When Jen arrives home, two pizza boxes sit on the counter. One empty, one full. Todd had his without her. He must have ordered it himself, alone.
Ryan
Ryan is doing push-ups on a grimy living-room floor. Bits of fluff and dirt keep sticking to his palms. He’s working out for two reasons: one, he can no longer go to the gym, and two, because he cannot, cannot, cannot get the missing baby out of his mind.
The gym aside, Ryan can do hardly anything he usually can. He can’t go home to see his family. He can’t go out with his friends. He can’t even go back to his old place of abode …
It happened so fast.
He moved here last night, to a bedsit in Wallasey. He’s to live here, eat here, sleep here. It’s two rooms: a bathroom and everything else in one space. Pretty economical, really, he thinks. A sofa that folds out into a bed. A row of kitchen cabinets against the far wall. A television, a landline. What more could he need? He doesn’t mind. It’s exciting. And, even better, it’s temporary.

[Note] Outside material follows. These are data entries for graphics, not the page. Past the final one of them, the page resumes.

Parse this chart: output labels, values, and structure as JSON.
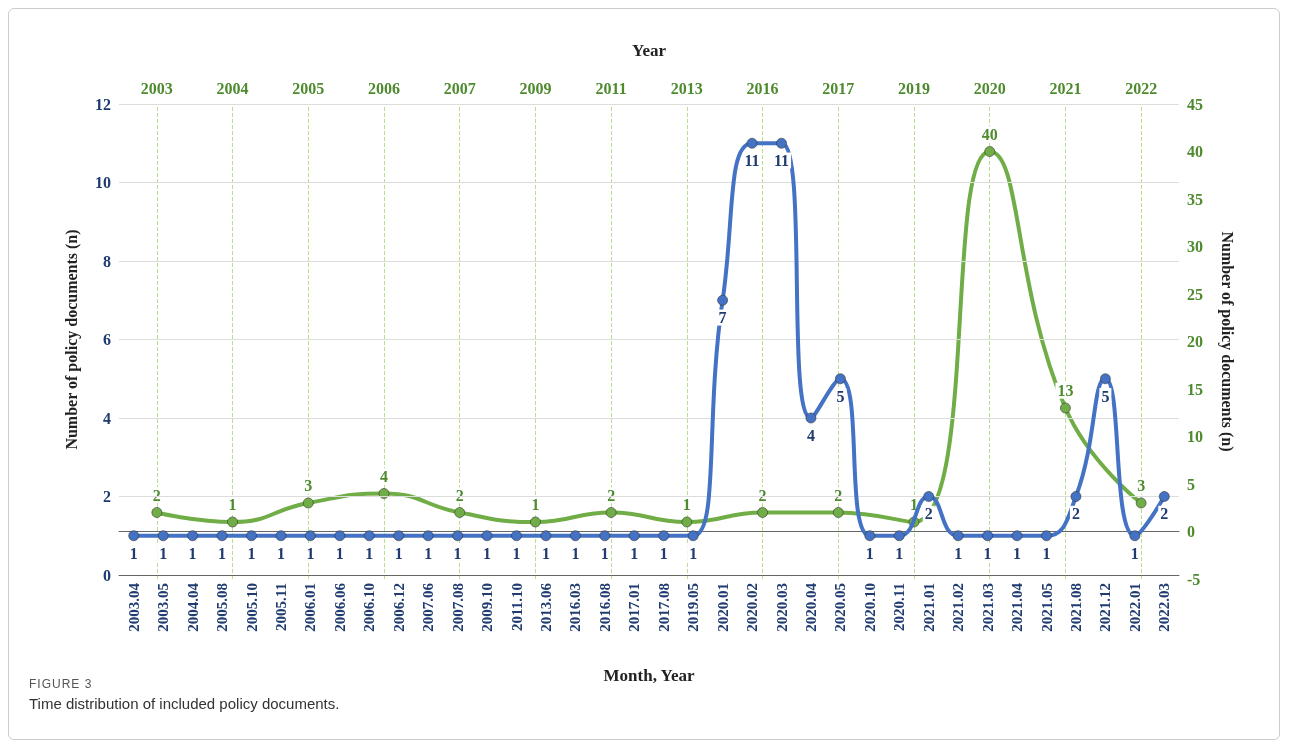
{
  "chart_data": [
    {
      "type": "line",
      "xlabel": "Month, Year",
      "ylabel": "Number of policy documents (n)",
      "categories": [
        "2003.04",
        "2003.05",
        "2004.04",
        "2005.08",
        "2005.10",
        "2005.11",
        "2006.01",
        "2006.06",
        "2006.10",
        "2006.12",
        "2007.06",
        "2007.08",
        "2009.10",
        "2011.10",
        "2013.06",
        "2016.03",
        "2016.08",
        "2017.01",
        "2017.08",
        "2019.05",
        "2020.01",
        "2020.02",
        "2020.03",
        "2020.04",
        "2020.05",
        "2020.10",
        "2020.11",
        "2021.01",
        "2021.02",
        "2021.03",
        "2021.04",
        "2021.05",
        "2021.08",
        "2021.12",
        "2022.01",
        "2022.03"
      ],
      "series": [
        {
          "color": "#4472c4",
          "values": [
            1,
            1,
            1,
            1,
            1,
            1,
            1,
            1,
            1,
            1,
            1,
            1,
            1,
            1,
            1,
            1,
            1,
            1,
            1,
            1,
            7,
            11,
            11,
            4,
            5,
            1,
            1,
            2,
            1,
            1,
            1,
            1,
            2,
            5,
            1,
            2
          ]
        }
      ],
      "ylim": [
        0,
        12
      ],
      "yticks": [
        0,
        2,
        4,
        6,
        8,
        10,
        12
      ],
      "grid": "y",
      "marker": "circle",
      "line_style": "solid",
      "data_labels": true,
      "annotations": [
        "FIGURE 3",
        "Time distribution of included policy documents."
      ]
    },
    {
      "type": "line",
      "xlabel": "Year",
      "ylabel": "Number of policy documents (n)",
      "categories": [
        "2003",
        "2004",
        "2005",
        "2006",
        "2007",
        "2009",
        "2011",
        "2013",
        "2016",
        "2017",
        "2019",
        "2020",
        "2021",
        "2022"
      ],
      "series": [
        {
          "color": "#70ad47",
          "values": [
            2,
            1,
            3,
            4,
            2,
            1,
            2,
            1,
            2,
            2,
            1,
            40,
            13,
            3
          ]
        }
      ],
      "ylim": [
        -5,
        45
      ],
      "yticks": [
        -5,
        0,
        5,
        10,
        15,
        20,
        25,
        30,
        35,
        40,
        45
      ],
      "grid": "x",
      "marker": "circle",
      "line_style": "solid",
      "data_labels": true
    }
  ]
}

He arrived here at one o’clock in the morning, last night, made sure he wasn’t followed, let himself into the bedsit with the key he was given at the station. As he swung his rucksack off his shoulder and on to the grim carpet, he’d let a breath out and thought: I am here.
Leo had finally spelled it out the other day in the cupboard. ‘We want you to go undercover in this group, Ry, now,’ Leo said. ‘Today.’ He held eye contact, not breaking away for even a millisecond, not blinking, nothing. ‘The legend we set up is … well. It’s you.’

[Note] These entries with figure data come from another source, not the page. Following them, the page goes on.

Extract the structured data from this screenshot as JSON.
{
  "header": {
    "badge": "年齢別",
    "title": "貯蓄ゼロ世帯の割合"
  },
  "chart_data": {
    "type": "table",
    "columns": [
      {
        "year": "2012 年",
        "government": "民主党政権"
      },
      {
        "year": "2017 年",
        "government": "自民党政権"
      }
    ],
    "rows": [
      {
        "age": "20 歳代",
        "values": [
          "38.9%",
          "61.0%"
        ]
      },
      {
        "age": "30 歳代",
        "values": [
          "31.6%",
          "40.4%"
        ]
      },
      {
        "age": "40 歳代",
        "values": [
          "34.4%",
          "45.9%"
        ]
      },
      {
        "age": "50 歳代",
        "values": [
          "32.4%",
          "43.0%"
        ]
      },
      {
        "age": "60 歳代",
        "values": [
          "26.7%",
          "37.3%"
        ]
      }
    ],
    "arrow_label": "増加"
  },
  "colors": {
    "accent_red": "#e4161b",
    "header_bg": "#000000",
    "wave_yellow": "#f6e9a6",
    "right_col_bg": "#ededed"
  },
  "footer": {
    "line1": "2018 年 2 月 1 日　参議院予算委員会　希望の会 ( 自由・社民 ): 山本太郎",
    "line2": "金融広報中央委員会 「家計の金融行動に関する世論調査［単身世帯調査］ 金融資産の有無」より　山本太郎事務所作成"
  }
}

‘Right,’ Ryan said with a gulp. All became clear. Just like that. The corkboard. The corkboard was a way in. All the questions about his history, his brother, what he knew …

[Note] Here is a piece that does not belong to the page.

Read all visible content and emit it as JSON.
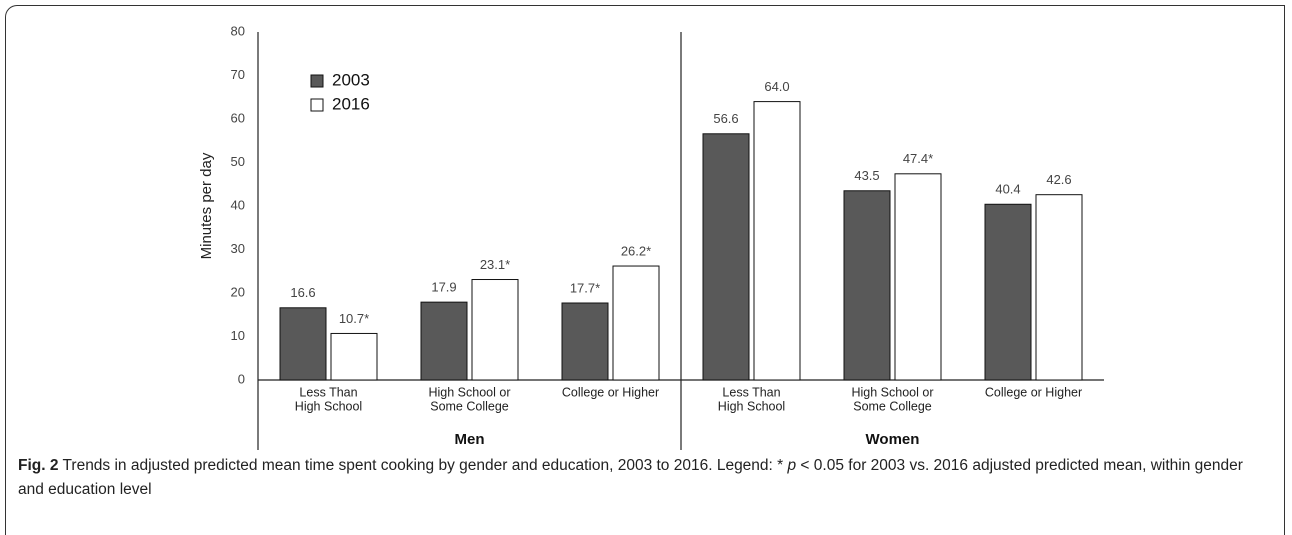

He wanted this, he tried to tell himself. He wanted an interesting career. But – wow – undercover work. Intercepting a gang. He suddenly wanted to know the fatality rate of undercover police. The odds. His chances.
‘You know, you don’t talk like a police officer,’ Leo said. And then he clarified: ‘That’s what we wanted.’
‘I see,’ Ryan said, not knowing whether to laugh or cry. Jesus, so he was an undercover candidate because he was nothing like a policeman? He’d even fucked up the police alphabet. Ryan bit his lip. A sad, soft feeling came over him, like he had swallowed a hot and melancholic drink.
‘No – I mean, a police officer would say, Can this gent procure me some high-class cocaine? You would say, Got any beak, lad?’